The Coroner said (at -):
… the significant flood effects which occurred on the morning of 21 April 2015, all occurred, effectively without warning, in the period between about 6:16am and about 7.00 am that morning.
In the circumstances, on all of the evidence, there is no basis to conclude that either [the local/unit controller or deputy local/unit controller] should have given an evacuation warning or issued an evacuation order any time before about 6.16am on 21 April 2015.
In other words, there was nothing the BoM or the SES could have, or should have done to avoid the deaths in this tragic event.
With respect to avoiding future deaths the Coroner noted:
- The flooding risk for Dungog is now better understood. ‘This flood intelligence is able to inform flood planning for Dungog going forward’ (-);
- At the time of the event the BoM maintained automatic rain fall gauges that gave near real time information. River heights however were monitored by gauges maintained by the NSW Office of Water (NOW). Information on river heights was fed to the NOW every hour and then to the BoM with the result that the river height information received by the BoM, and used to guide flood watches and flood warnings, could be 1 to 1 ½ hours delayed. The BoM and the National Flood Infrastructure Working Group were working on improving river height monitoring to give real time data ().
- Dungog Council had purchased five low lying properties, including four where homes had been washed away, to take those properties out of the housing stock ()
- The Council has also revised its Flood Planning Area and supported the demolition of six aged care units that are now in the Flood Planning Area ();
- The SES had improved hand-over and training for local and unit controllers and recruited new members for the Dungog unit ().

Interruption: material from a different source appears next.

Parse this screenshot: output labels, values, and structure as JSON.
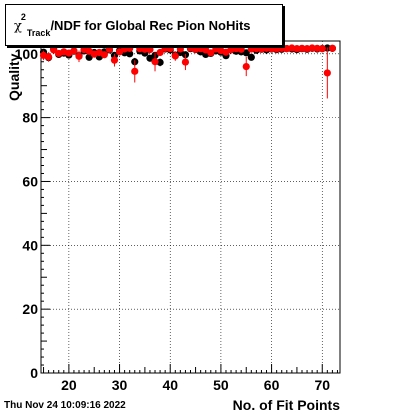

The Coroner did identify that the evidence showed ‘the need for an automated flash flood/flood early warning system for Dungog’ (). The Coroner also noted that the SES had worked with a meteorologist during an East Coast Low in 2016 and that having a meteorologist on hand was ‘extremely beneficial’. Because of these findings, the Coroner made two recommendations. They were:
That the NSW State Emergency Service, the Bureau of Meteorology and the Dungog Shire Council work together to convene a technical advisory group involving representatives from each organisation, and liaise with any officer of the Office of Environment and Heritage, and any consulting engineer(s) and local flood expert(s) engaged from time to time, to look at solutions for warning and responding to flood and flash flood events in Dungog (including the Myall Creek catchment):
(i) On an interim basis while an automated flood warning system is developed; and
(ii) On a long term basis, to consider developing an automated flood warning system designed to use a combination of rainfall and riverine water levels relevant to flood in the Myall Creek and its tributaries.
That further consideration be given to providing the NSW State Emergency Service with access to an out-posted meteorologist from the Bureau of Meteorology for ongoing planning and consultation, on a part-time basis, as well as assistance during weather events.
This was a tragic event but the evidence before the Coroner was that the BoM and the NSW SES had conducted extensive post event studies to understand the processes that led to the flooding. Given the information that they had and the significant, localised nature of the rain event the Coroner was satisfied that there was nothing more either the BoM or the SES could or should have done to prevent the loss of life.
We can only plan for emergencies and natural disasters in the educated hope that management ,resources and response systems work on the day. Emergencies are forever kinetic ,occasionally textbook and will often make there own rules regardless of contingencies. Removal of habitable structures from the Flood Planning Area was probably a tad overdue. Their will always be lessons learnt… for we all become experts after an event.